Amytornis is the only genus classified within the subfamily Amytornithinae, and form a separate clade to the related fairy-wrens and emu-wrens within the family Maluridae. The genus contains 14 species, many of which are poorly known due to their secretive nature and remote and inaccessible habitat.

===Extant species===
The genus contains the following 14 species:

| Image | Common name | Scientific name | Distribution |
|---|---|---|---|
|  | Grey grasswren | Amytornis barbatus | New South Wales/Queensland |
|  | Black grasswren | Amytornis housei | Western Australia. |
|  | White-throated grasswren | Amytornis woodwardi | Northern Territory. |
|  | Carpentarian grasswren | Amytornis dorotheae | Northern Territory/northwest Queensland. |
|  | Short-tailed grasswren | Amytornis merrotsyi | South Australia |
|  | Pilbara grasswren | Amytornis whitei | west Western Australia |
|  | Sandhill grasswren | Amytornis oweni | central Western Australia to central Queensland and northwest South Australia |
|  | Opalton grasswren | Amytornis rowleyi | Queensland, Australia |
|  | Striated grasswren | Amytornis striatus | South Australia and Victoria |
|  | Eyrean grasswren | Amytornis goyderi | Central Australia |
|  | Western grasswren | Amytornis textilis | northwest Western Australia and South Australia |
|  | Thick-billed grasswren | Amytornis modestus | New South Wales and South Australia |
|  | Dusky grasswren | Amytornis purnelli | Northern Territory, Western Australia and South Australia. |
|  | Kalkadoon grasswren | Amytornis ballarae | western Queensland |

==Description==
Grasswrens are the largest members of the Australasian wren family, ranging from 15 g for the Eyrean grasswren to the 35 g white-throated grasswren. They generally have long tails and legs and short wings and are adapted for life foraging on the ground. The bill is typically shorter and narrower than the fairy-wrens and emu-wrens, which reflects the larger part that seeds play in their diet. The plumage of the grasswrens is cryptic, usually red, buff and brown patterned with white and black.

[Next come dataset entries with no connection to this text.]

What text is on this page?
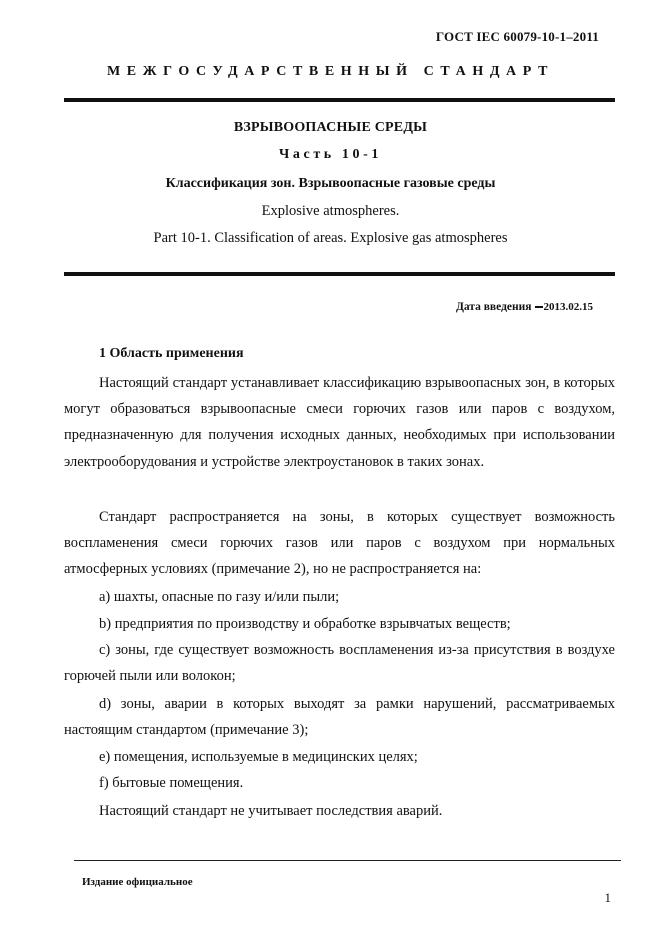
ГОСТ IEC 60079-10-1–2011
МЕЖГОСУДАРСТВЕННЫЙ СТАНДАРТ
ВЗРЫВООПАСНЫЕ СРЕДЫ
Часть 10-1
Классификация зон. Взрывоопасные газовые среды
Explosive atmospheres.
Part 10-1. Classification of areas. Explosive gas atmospheres
Дата введения 2013.02.15
1 Область применения

Настоящий стандарт устанавливает классификацию взрывоопасных зон, в которых могут образоваться взрывоопасные смеси горючих газов или паров с воздухом, предназначенную для получения исходных данных, необходимых при использовании электрооборудования и устройстве электроустановок в таких зонах.

Стандарт распространяется на зоны, в которых существует возможность воспламенения смеси горючих газов или паров с воздухом при нормальных атмосферных условиях (примечание 2), но не распространяется на:

a) шахты, опасные по газу и/или пыли;

b) предприятия по производству и обработке взрывчатых веществ;

c) зоны, где существует возможность воспламенения из-за присутствия в воздухе горючей пыли или волокон;

d) зоны, аварии в которых выходят за рамки нарушений, рассматриваемых настоящим стандартом (примечание 3);

e) помещения, используемые в медицинских целях;

f) бытовые помещения.

Настоящий стандарт не учитывает последствия аварий.

Издание официальное
1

==Distribution and habitat==
Grasswrens are endemic to Australia. They inhabit remote arid or semi-arid regions of the continent in the interior and north. Species typically occupy small ranges as well. Most species of grasswrens inhabit habitat dominated by spinifex. They are often found in hilly areas dominated by rocks, which provides them with prey as well as shelter, particularly thermal shelter from extremes of heat or cold.